Risk of severe COVID-19

  • Using Census coding, the White Gypsy/Traveller subgroup had an increased risk of severe COVID-19 but we did not find this within PHS-EL data.
  • The Bangladeshi subgroup had an elevated risk using the Census coding. However, when using PHS-EL data this was decreased.
  • PHS-EL data often overestimated severe COVID-19 risk compared to the Census, particularly for the Caribbean or Black subgroups.
  • We observed no major differences in risk for the five broad groups, except for the Other Ethnicity group whose risk was increased for PHS-EL compared to the Census.

Sensitivity and PPV dataset comparisons (Census vs SMR-01; Census vs A&E; Census vs NRS)

  • The White Scottish subgroup had the highest sensitivity and PPV for all dataset comparisons.
  • The Mixed group had the lowest sensitivity in the NRS deaths comparison, while the White Gypsy/Traveller group had the lowest sensitivity in SMR-01 and A&E.
  • The Mixed group had the lowest PPV for both NRS deaths and A&E.

Why are these results important?

Our study shows the unclear quality of ethnicity coding and how this impacts the observation of ethnic health inequalities. We demonstrated that combination of ethnicity groups provides a higher risk of misclassification, particularly for the White Gypsy/Traveller group, as when grouped into the broad ‘White group’, outcomes are dominated by the White Scottish majority subgroup. We are also the first study to show that this minority ethnic group has an increased risk of severe COVID-19 in Scotland.

The main limitation of the study is that some data may be out of date as we used the 2011 Census. Some individuals’ ethnicity may be more accurately represented in PHS-EL and other datasets.

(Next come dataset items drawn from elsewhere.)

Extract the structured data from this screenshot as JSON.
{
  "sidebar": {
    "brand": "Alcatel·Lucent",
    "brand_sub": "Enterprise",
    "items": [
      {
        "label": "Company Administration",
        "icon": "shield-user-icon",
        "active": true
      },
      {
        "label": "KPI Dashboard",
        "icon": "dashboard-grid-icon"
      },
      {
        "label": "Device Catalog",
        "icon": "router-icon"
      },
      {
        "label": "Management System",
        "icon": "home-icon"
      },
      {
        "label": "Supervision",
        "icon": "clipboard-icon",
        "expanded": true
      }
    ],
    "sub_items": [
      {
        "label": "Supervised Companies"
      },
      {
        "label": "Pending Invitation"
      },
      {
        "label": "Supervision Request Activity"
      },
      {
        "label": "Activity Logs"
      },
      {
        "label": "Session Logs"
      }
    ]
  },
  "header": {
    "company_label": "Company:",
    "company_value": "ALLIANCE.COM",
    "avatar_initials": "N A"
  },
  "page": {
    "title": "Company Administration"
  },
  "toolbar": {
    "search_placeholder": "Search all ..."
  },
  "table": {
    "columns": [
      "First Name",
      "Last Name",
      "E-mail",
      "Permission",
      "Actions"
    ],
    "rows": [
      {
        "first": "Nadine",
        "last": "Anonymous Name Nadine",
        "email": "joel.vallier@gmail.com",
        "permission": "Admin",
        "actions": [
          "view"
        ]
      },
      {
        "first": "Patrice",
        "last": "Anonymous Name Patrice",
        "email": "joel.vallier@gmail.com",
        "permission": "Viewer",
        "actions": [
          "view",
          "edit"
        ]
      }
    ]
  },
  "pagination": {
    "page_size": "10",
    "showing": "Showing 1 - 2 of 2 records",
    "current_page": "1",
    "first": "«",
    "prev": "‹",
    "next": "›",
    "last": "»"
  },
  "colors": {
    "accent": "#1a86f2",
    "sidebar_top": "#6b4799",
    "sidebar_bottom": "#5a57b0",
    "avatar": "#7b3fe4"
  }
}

Overall, our study provides useful insight into ethnicity coding in health records and suggests linkage across datasets may offer improved ethnicity data quality in Scotland.


A Patient and Public Involvement Coordinator and Public Advisory Group Co-Lead collaborated with the research team to help with research questions and interpretation of findings. This summary was also reviewed by Patient Advisory Group members and team members directly involved in the study.